Since Google joined Apple in putting user privacy above a highly efficient and lucrative digital marketing business, concern about the impact on media performance has been widespread and not without good reason. Cookies and the ability to understand users as they move across the web is the cornerstone of digital marketing (digital performance especially so).

However, while 90% of us will become harder to reach in digital channels as a result of the change, Google estimates that advertisers will only experience a 5% loss in efficacy.

Whether or not this is an over-statement of the success of their Privacy Sandbox will remain to be seen, however we believe there are 4 reasons why the advertising industry should be more optimistic about a cookie-less world (and spoiler alert – none of them are based on tech-enabled work-arounds or audience-IDs)…
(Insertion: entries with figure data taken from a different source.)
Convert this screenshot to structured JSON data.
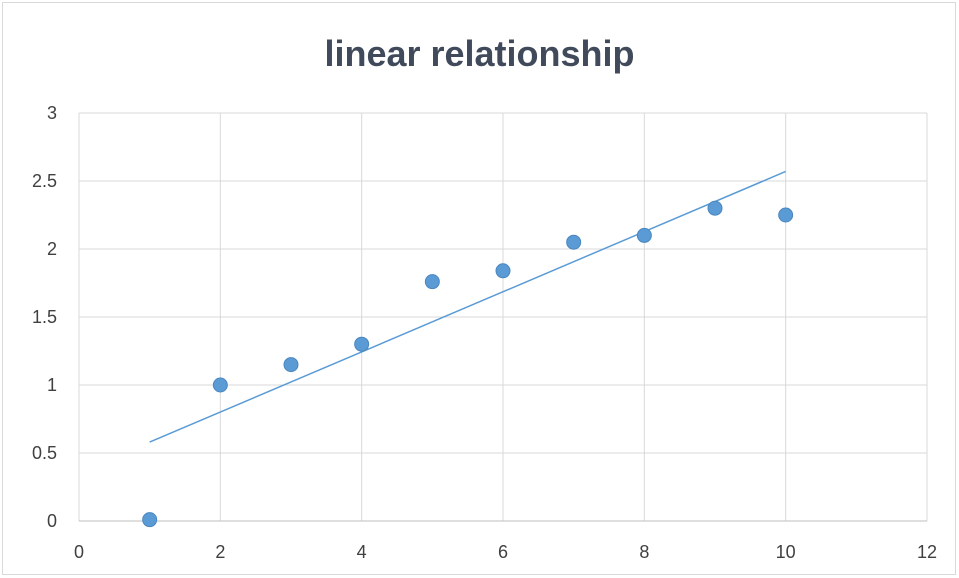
{
  "chart_data": {
    "type": "scatter",
    "title": "linear relationship",
    "xlabel": "",
    "ylabel": "",
    "xlim": [
      0,
      12
    ],
    "ylim": [
      0,
      3
    ],
    "x_ticks": [
      0,
      2,
      4,
      6,
      8,
      10,
      12
    ],
    "y_ticks": [
      0,
      0.5,
      1,
      1.5,
      2,
      2.5,
      3
    ],
    "grid": true,
    "legend": "none",
    "series": [
      {
        "x": [
          1,
          2,
          3,
          4,
          5,
          6,
          7,
          8,
          9,
          10
        ],
        "y": [
          0.01,
          1.0,
          1.15,
          1.3,
          1.76,
          1.84,
          2.05,
          2.1,
          2.3,
          2.25
        ],
        "color": "#5b9bd5"
      }
    ],
    "trendline": {
      "type": "linear",
      "x": [
        1,
        10
      ],
      "y": [
        0.58,
        2.57
      ],
      "color": "#5b9bd5"
    }
  }
}
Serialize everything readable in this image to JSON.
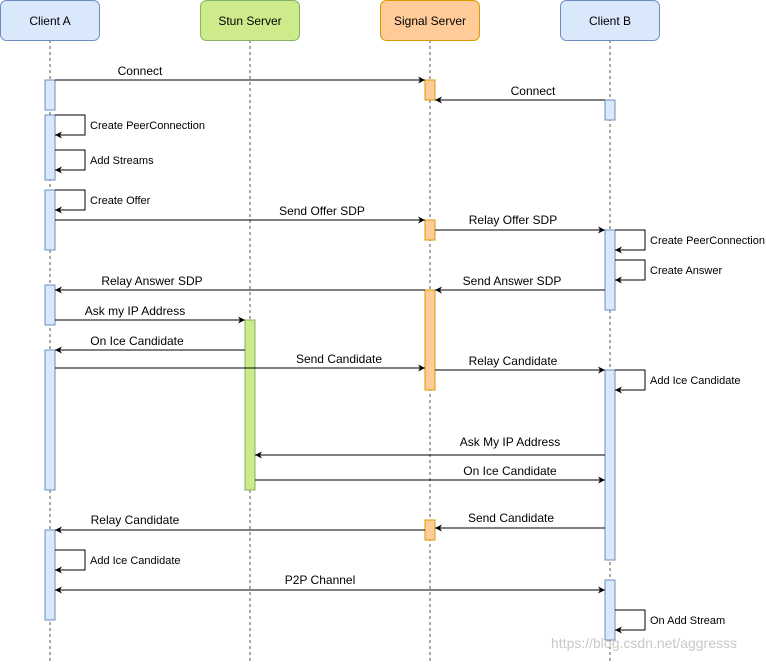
{
  "participants": [
    {
      "label": "Client A"
    },
    {
      "label": "Stun Server"
    },
    {
      "label": "Signal Server"
    },
    {
      "label": "Client B"
    }
  ],
  "messages": [
    {
      "label": "Connect"
    },
    {
      "label": "Connect"
    },
    {
      "label": "Create PeerConnection"
    },
    {
      "label": "Add Streams"
    },
    {
      "label": "Create Offer"
    },
    {
      "label": "Send Offer SDP"
    },
    {
      "label": "Relay Offer SDP"
    },
    {
      "label": "Create PeerConnection"
    },
    {
      "label": "Create Answer"
    },
    {
      "label": "Send Answer SDP"
    },
    {
      "label": "Relay Answer SDP"
    },
    {
      "label": "Ask my IP Address"
    },
    {
      "label": "On Ice Candidate"
    },
    {
      "label": "Send Candidate"
    },
    {
      "label": "Relay Candidate"
    },
    {
      "label": "Add Ice Candidate"
    },
    {
      "label": "Ask My IP Address"
    },
    {
      "label": "On Ice Candidate"
    },
    {
      "label": "Send Candidate"
    },
    {
      "label": "Relay Candidate"
    },
    {
      "label": "Add Ice Candidate"
    },
    {
      "label": "P2P Channel"
    },
    {
      "label": "On Add Stream"
    }
  ],
  "watermark": "https://blog.csdn.net/aggresss"
}
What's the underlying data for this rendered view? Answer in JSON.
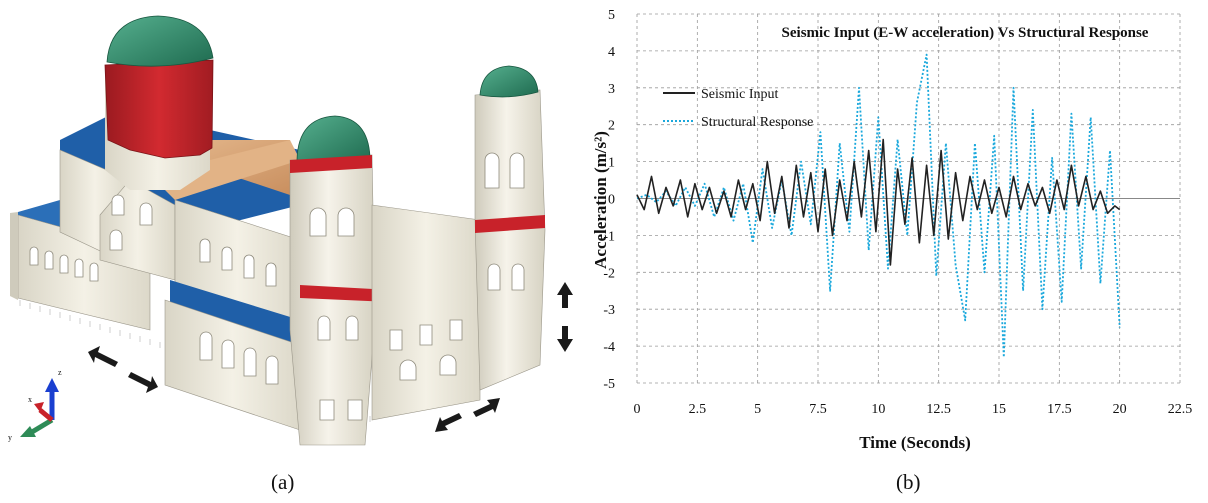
{
  "captions": {
    "left": "(a)",
    "right": "(b)"
  },
  "model_view": {
    "axis_triad": {
      "x": "x",
      "y": "y",
      "z": "z"
    },
    "colors": {
      "wall": "#f2efe4",
      "dome": "#2f8a68",
      "drum": "#c8222a",
      "roof": "#d9a67a",
      "floor": "#1f5fa8",
      "band": "#c8222a"
    }
  },
  "chart_data": {
    "type": "line",
    "title": "Seismic Input (E-W acceleration) Vs Structural Response",
    "xlabel": "Time (Seconds)",
    "ylabel": "Acceleration (m/s²)",
    "xlim": [
      0,
      22.5
    ],
    "ylim": [
      -5,
      5
    ],
    "xticks": [
      "0",
      "2.5",
      "5",
      "7.5",
      "10",
      "12.5",
      "15",
      "17.5",
      "20",
      "22.5"
    ],
    "yticks": [
      "5",
      "4",
      "3",
      "2",
      "1",
      "0",
      "-1",
      "-2",
      "-3",
      "-4",
      "-5"
    ],
    "grid": true,
    "legend_position": "upper-left",
    "series": [
      {
        "name": "Seismic Input",
        "color": "#222222",
        "style": "solid",
        "x": [
          0,
          0.3,
          0.6,
          0.9,
          1.2,
          1.5,
          1.8,
          2.1,
          2.4,
          2.7,
          3.0,
          3.3,
          3.6,
          3.9,
          4.2,
          4.5,
          4.8,
          5.1,
          5.4,
          5.7,
          6.0,
          6.3,
          6.6,
          6.9,
          7.2,
          7.5,
          7.8,
          8.1,
          8.4,
          8.7,
          9.0,
          9.3,
          9.6,
          9.9,
          10.2,
          10.5,
          10.8,
          11.1,
          11.4,
          11.7,
          12.0,
          12.3,
          12.6,
          12.9,
          13.2,
          13.5,
          13.8,
          14.1,
          14.4,
          14.7,
          15.0,
          15.3,
          15.6,
          15.9,
          16.2,
          16.5,
          16.8,
          17.1,
          17.4,
          17.7,
          18.0,
          18.3,
          18.6,
          18.9,
          19.2,
          19.5,
          19.8,
          20.0
        ],
        "values": [
          0.1,
          -0.3,
          0.6,
          -0.4,
          0.3,
          -0.2,
          0.5,
          -0.5,
          0.4,
          -0.3,
          0.3,
          -0.4,
          0.2,
          -0.5,
          0.5,
          -0.3,
          0.4,
          -0.6,
          1.0,
          -0.4,
          0.6,
          -0.8,
          0.9,
          -0.5,
          0.7,
          -0.9,
          0.8,
          -1.0,
          0.5,
          -0.6,
          1.0,
          -0.5,
          1.3,
          -0.9,
          1.6,
          -1.8,
          0.8,
          -0.7,
          1.1,
          -1.2,
          0.9,
          -1.0,
          1.3,
          -1.1,
          0.7,
          -0.6,
          0.6,
          -0.3,
          0.5,
          -0.4,
          0.3,
          -0.5,
          0.6,
          -0.3,
          0.4,
          -0.2,
          0.3,
          -0.4,
          0.5,
          -0.3,
          0.9,
          -0.2,
          0.6,
          -0.3,
          0.2,
          -0.4,
          -0.2,
          -0.3
        ]
      },
      {
        "name": "Structural Response",
        "color": "#1aa8dc",
        "style": "dotted",
        "x": [
          0,
          0.4,
          0.8,
          1.2,
          1.6,
          2.0,
          2.4,
          2.8,
          3.2,
          3.6,
          4.0,
          4.4,
          4.8,
          5.2,
          5.6,
          6.0,
          6.4,
          6.8,
          7.2,
          7.6,
          8.0,
          8.4,
          8.8,
          9.2,
          9.6,
          10.0,
          10.4,
          10.8,
          11.2,
          11.6,
          12.0,
          12.4,
          12.8,
          13.2,
          13.6,
          14.0,
          14.4,
          14.8,
          15.2,
          15.6,
          16.0,
          16.4,
          16.8,
          17.2,
          17.6,
          18.0,
          18.4,
          18.8,
          19.2,
          19.6,
          20.0
        ],
        "values": [
          0.0,
          0.1,
          -0.1,
          0.2,
          -0.2,
          0.3,
          -0.2,
          0.4,
          -0.5,
          0.3,
          -0.6,
          0.4,
          -1.2,
          0.8,
          -0.8,
          0.5,
          -1.0,
          1.0,
          -0.7,
          1.8,
          -2.5,
          1.5,
          -0.9,
          3.0,
          -1.4,
          2.2,
          -1.9,
          1.6,
          -1.0,
          2.6,
          3.9,
          -2.1,
          1.5,
          -1.8,
          -3.3,
          1.5,
          -2.0,
          1.7,
          -4.3,
          3.0,
          -2.5,
          2.4,
          -3.0,
          1.1,
          -2.8,
          2.3,
          -1.9,
          2.2,
          -2.3,
          1.3,
          -3.5
        ]
      }
    ]
  }
}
  • Quality experiences will clean up: Let’s be honest – huge parts of the existing cookie-based internet as we know it isn’t good. There are countless poor-quality websites while unethical or downright illegal practices like clickbait or fraud are all too common. Whether Google and Apple realise it, their stand will clean up the internet with advertiser-funded sites having to provide valuable experiences to attract audiences and remain in business.
  • Brands can focus on growth: One of the scourges of performance marketing is wastage. Cookies allow brands to almost reduce wastage to zero. But the problem with the endless pursuit of efficiency gains is that you forget to think about growth opportunities beyond those already in-market. A great ad for a great product can make someone go from unaware to purchase in an instant. The shift should cause brands to refocus on higher funnel comms reaching new customers which should mean more creative work, more diverse audience targeting, and richer and braver media plans.
  • A more standardised approach to audiences: Google’s Privacy Sandbox will define the audiences that advertisers can buy as being as rich in behavioural insights as any cookie-based approach but aggregated up into groups and therefore protecting the identity of individuals. While this is great news for end-user privacy, Google will also bridge the gap between offline and online audience definitions, meaning greater potential for cross-media targeting, measurement and storytelling.
  • The alchemy of context planning re-emerges: Context in advertising has always been important and often the key to unlocking the exact behaviour a brand craves. In the old- world context = a user’s cookies, blind to anything that didn’t leave a digital footprint. The new world will once again force advertisers and planners to truly understand behaviours AND attitudes AND motivations AND the wider world.

Plenty of unknowns remain – especially how Google will only limit the damage to 5%. However, we’re more optimistic than most about how this will enable better and more creative ways for our clients and their brands to grow without there being a privacy trade-off.

Isn’t a more sustainable digital world something to be optimistic about?